PPPL-3931rev is available in pdf format (5.7 MB).

MHD-induced Energetic Ion Loss during H-mode Discharges in the National Spherical Torus Experiment (NSTX)

Authors: S.S. Medley, N.N. Gorelenkov, R. Andre, R.E. Bell, D.S. Darrow, E.D. Fredrickson, S.M. Kaye, B.P. LeBlanc, A.L. Roquemore, and the NSTX Team

Date of PPPL Report: March 2004
Date of Revised PPPL Report: June 2004

Published in: Nuclear Fusion 44:11 (November 2004) 1158-1175

MHD-induced energetic ion loss in neutral-beam-heated H-mode [high-confinement mode] discharges in NSTX [National Spherical Torus Experiment] is discussed. A rich variety of energetic ion behavior resulting from magnetohydrodynamic (MHD) activity is observed in the NSTX using a horizontally scanning Neutral Particle Analyzer (NPA) whose sightline views across the three co-injected neutral beams. For example, onset of an n = 2 mode leads to relatively slow decay of the energetic ion population (E ~ 10-100 keV) and consequently the neutron yield. The effect of reconnection events, sawteeth, and bounce fishbones differs from that observed for low-n, low-frequency, tearing-type MHD modes. In this case, prompt loss of the energetic ion population occurs on a time scale of less than or equal to 1 ms and a precipitous drop in the neutron yield occurs.
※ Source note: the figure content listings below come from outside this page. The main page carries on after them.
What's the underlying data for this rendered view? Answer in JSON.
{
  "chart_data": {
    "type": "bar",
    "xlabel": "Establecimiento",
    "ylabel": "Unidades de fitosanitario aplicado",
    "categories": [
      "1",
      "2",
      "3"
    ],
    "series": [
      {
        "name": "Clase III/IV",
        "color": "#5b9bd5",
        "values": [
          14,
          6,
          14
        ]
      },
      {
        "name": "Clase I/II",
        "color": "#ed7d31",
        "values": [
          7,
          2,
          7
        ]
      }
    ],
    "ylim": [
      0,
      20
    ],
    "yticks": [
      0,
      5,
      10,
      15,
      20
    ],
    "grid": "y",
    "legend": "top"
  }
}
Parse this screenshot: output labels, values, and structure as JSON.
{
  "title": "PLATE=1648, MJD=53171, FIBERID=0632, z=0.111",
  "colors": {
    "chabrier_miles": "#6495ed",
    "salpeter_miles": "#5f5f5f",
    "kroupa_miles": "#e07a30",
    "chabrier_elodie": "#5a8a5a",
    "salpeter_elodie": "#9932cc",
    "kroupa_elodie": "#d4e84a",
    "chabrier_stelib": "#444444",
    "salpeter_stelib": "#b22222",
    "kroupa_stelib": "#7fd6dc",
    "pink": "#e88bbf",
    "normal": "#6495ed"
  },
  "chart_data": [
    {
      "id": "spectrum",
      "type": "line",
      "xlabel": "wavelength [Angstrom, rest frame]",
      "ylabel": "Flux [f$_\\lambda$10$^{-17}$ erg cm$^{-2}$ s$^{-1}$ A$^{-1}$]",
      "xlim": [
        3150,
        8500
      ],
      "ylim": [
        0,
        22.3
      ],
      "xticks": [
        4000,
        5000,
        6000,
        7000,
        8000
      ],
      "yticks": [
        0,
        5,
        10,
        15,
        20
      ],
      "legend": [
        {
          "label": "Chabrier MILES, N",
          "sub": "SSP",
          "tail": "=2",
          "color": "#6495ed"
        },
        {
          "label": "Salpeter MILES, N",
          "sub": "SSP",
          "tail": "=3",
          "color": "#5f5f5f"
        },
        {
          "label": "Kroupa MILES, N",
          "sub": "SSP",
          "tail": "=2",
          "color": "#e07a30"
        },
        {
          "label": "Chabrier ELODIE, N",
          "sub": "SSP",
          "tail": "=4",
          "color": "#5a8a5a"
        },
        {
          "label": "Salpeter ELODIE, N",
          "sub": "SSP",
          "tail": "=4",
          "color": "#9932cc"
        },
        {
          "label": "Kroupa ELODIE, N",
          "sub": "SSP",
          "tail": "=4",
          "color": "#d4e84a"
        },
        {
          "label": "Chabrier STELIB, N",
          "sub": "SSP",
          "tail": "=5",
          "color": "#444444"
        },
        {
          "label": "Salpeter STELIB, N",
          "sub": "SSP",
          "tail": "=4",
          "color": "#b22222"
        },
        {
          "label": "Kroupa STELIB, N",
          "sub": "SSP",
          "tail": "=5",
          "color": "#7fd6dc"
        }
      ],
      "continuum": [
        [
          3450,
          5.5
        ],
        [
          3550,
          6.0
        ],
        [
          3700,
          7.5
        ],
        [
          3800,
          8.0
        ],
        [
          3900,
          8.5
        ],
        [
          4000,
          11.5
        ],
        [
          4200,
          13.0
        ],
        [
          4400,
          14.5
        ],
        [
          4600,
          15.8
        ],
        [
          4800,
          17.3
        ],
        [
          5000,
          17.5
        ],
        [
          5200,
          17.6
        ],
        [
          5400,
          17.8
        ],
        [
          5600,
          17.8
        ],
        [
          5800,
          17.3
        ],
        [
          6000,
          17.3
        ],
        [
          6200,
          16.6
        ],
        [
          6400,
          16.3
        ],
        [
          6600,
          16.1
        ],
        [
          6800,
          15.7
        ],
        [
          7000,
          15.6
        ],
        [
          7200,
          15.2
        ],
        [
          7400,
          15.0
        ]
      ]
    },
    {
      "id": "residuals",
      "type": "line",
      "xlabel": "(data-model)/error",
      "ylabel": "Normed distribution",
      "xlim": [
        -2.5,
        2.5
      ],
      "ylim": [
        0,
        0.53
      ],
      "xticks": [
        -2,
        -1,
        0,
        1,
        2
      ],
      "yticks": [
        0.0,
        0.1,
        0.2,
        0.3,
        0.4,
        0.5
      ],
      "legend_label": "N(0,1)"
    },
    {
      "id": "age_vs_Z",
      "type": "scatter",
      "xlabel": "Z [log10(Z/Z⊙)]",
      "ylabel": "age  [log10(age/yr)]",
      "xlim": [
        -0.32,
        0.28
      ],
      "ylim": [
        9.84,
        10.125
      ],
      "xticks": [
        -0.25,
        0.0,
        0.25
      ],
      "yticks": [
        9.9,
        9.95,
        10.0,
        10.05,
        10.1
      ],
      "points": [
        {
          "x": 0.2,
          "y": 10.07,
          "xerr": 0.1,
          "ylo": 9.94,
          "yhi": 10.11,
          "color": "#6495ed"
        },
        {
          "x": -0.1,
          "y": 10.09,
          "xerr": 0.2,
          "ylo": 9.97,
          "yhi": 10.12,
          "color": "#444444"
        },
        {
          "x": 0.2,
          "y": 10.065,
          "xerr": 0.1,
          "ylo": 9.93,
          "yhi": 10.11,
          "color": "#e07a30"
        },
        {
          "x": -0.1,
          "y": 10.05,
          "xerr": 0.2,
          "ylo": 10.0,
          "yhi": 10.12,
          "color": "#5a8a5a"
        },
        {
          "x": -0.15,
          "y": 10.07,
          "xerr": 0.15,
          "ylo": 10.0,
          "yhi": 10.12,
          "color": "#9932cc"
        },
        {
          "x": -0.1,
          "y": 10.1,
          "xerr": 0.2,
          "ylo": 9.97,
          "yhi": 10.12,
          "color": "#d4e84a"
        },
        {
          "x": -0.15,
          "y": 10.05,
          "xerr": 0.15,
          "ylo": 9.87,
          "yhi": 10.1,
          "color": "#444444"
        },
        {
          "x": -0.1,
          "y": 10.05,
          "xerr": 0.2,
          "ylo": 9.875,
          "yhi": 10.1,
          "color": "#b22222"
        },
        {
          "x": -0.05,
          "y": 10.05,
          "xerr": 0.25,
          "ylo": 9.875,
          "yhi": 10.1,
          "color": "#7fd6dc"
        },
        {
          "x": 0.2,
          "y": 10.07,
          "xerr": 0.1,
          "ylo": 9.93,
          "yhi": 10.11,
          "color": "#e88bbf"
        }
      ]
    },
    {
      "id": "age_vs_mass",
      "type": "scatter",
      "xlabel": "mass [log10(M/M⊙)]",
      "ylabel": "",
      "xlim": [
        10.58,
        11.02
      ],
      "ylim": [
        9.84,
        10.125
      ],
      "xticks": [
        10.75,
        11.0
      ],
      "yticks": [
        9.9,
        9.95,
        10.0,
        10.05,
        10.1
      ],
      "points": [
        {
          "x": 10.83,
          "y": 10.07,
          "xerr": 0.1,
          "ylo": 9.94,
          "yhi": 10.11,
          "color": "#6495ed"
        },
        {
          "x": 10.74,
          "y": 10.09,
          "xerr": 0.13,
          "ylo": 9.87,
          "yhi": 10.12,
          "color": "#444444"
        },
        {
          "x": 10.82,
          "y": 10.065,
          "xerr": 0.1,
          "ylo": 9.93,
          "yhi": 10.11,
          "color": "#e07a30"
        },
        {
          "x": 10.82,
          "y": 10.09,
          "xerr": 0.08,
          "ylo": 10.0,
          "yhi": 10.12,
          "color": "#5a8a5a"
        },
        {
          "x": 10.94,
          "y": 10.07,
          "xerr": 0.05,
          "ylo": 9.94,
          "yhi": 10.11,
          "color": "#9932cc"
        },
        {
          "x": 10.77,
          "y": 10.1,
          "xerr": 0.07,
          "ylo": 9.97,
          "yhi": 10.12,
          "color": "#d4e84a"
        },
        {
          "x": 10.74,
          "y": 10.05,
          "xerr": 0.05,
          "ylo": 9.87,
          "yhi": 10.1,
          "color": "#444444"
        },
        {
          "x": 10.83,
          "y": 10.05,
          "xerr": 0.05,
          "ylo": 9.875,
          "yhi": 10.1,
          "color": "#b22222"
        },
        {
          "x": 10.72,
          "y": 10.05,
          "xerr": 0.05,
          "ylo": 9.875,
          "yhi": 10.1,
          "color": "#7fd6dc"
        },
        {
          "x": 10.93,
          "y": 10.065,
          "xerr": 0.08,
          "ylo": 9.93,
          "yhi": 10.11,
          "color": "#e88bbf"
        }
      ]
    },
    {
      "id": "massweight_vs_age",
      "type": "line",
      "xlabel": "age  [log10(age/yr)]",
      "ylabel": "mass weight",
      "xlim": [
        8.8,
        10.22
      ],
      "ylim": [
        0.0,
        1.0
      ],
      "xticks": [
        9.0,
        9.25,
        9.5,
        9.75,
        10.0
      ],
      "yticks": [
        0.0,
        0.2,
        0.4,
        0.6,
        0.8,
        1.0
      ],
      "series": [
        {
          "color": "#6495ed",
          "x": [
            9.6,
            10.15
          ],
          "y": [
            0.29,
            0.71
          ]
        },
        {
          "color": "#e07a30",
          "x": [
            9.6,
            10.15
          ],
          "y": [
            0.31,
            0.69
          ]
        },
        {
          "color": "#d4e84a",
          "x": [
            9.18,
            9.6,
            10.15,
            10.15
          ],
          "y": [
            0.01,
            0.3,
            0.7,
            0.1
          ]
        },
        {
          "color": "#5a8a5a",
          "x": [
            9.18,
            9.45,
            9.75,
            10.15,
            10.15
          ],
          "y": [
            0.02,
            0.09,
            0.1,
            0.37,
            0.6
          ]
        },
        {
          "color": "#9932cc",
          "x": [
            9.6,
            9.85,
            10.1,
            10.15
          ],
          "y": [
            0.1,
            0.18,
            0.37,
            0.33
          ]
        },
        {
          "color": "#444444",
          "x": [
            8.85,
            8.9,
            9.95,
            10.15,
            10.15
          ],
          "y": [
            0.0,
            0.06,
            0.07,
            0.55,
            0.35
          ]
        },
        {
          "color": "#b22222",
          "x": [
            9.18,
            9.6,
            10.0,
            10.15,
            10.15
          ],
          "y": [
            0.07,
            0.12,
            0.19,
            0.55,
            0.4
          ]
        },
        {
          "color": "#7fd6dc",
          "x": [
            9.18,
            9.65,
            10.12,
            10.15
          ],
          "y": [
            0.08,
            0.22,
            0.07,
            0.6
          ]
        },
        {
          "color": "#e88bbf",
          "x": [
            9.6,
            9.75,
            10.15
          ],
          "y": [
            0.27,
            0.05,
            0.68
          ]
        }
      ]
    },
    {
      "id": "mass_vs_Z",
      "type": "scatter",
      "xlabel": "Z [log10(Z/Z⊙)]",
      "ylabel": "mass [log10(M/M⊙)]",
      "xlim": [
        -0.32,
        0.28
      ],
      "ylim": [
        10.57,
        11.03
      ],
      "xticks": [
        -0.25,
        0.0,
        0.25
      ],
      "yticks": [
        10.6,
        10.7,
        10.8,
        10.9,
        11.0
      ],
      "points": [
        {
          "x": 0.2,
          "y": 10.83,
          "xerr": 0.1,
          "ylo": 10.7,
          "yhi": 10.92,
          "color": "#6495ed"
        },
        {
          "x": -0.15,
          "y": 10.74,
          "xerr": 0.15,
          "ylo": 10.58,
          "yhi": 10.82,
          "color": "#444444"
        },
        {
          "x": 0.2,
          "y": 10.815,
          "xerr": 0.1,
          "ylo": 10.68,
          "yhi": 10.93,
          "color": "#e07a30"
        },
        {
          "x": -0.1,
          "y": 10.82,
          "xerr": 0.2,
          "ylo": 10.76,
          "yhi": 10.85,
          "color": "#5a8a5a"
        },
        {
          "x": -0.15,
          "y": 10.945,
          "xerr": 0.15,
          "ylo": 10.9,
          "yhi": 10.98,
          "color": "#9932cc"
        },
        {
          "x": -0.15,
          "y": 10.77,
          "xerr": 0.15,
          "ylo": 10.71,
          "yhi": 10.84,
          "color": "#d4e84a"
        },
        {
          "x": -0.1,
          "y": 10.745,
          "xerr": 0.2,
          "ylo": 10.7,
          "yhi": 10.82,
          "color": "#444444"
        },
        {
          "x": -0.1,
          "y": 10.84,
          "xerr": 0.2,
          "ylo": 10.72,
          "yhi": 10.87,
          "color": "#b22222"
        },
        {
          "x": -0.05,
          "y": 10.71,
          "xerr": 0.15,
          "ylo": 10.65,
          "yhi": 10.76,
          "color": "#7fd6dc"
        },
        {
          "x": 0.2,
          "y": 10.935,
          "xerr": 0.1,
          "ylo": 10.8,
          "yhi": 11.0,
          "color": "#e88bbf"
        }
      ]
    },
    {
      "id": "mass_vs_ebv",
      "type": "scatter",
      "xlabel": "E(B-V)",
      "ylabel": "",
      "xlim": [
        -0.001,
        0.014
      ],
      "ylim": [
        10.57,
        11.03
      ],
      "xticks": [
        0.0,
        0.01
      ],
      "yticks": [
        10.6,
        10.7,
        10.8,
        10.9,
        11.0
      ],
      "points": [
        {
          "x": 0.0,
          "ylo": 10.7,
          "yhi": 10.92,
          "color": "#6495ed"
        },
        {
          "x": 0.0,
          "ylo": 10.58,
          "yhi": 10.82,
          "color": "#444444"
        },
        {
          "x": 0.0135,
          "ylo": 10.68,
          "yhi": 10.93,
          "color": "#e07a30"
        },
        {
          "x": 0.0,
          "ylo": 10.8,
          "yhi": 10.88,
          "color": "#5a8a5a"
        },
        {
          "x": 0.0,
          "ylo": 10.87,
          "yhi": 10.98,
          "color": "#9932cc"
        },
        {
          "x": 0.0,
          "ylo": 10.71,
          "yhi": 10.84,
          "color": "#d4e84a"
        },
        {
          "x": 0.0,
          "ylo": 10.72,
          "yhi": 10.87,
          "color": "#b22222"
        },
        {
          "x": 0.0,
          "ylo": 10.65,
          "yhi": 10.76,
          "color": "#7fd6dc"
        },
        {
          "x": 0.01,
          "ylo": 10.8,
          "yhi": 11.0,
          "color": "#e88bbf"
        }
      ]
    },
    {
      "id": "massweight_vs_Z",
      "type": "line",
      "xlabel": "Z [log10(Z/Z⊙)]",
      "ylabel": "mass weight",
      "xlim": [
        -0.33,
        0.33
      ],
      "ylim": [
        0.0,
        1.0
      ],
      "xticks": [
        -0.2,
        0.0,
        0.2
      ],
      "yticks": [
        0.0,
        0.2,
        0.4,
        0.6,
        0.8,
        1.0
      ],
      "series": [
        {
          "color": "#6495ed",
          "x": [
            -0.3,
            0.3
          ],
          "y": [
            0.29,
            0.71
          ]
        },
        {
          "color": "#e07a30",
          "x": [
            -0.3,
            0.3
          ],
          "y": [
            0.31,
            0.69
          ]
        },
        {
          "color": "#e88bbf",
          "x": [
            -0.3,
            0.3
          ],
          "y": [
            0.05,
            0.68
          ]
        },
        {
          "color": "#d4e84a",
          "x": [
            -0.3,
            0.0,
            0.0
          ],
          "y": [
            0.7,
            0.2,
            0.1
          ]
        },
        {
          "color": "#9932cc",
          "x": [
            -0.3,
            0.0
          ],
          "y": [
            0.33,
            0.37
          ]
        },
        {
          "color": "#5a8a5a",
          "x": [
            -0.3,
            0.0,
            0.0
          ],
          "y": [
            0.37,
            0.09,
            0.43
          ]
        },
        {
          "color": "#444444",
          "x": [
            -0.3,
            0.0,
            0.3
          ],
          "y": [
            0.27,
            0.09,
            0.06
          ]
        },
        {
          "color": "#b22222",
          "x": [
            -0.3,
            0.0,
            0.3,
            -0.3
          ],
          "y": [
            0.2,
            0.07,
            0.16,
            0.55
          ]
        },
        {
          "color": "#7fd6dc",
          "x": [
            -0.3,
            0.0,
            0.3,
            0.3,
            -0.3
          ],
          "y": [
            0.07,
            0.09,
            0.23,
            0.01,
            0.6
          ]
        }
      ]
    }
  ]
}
This paper focuses on MHD-induced ion loss during H-mode operation in NSTX. After H-mode onset, the NPA charge-exchange spectrum usually exhibits a significant loss of energetic ions only for E > Eb/2 where Eb is the beam injection energy. The magnitude of the energetic ion loss was observed to decrease with increasing tangency radius, Rtan, of the NPA sightline, increasing toroidal field, BT, and increasing neutral-beam injection energy, Eb. TRANSP modeling suggests that MHD-induced ion loss is enhanced during H-mode operation due to an evolution of the q and beam deposition profiles that feeds both passing and trapped ions into the region of low-n MHD activity. ORBIT code analysis of particle interaction with a model magnetic perturbation supported the energy selectivity of the MHD-induced loss observed in the NPA measurements. Transport analysis with the TRANSP code using a fast-ion diffusion tool to emulate the observed MHD-induced energetic ion loss showed significant modifications of the neutral- beam heating as well as the power balance, thermal diffusivities, energy confinement times, and toroidal beta. A proper accounting of energetic ion loss is therefore important for accurate analysis of power balance and transport in plasmas exhibiting MHD-induced energetic ion loss.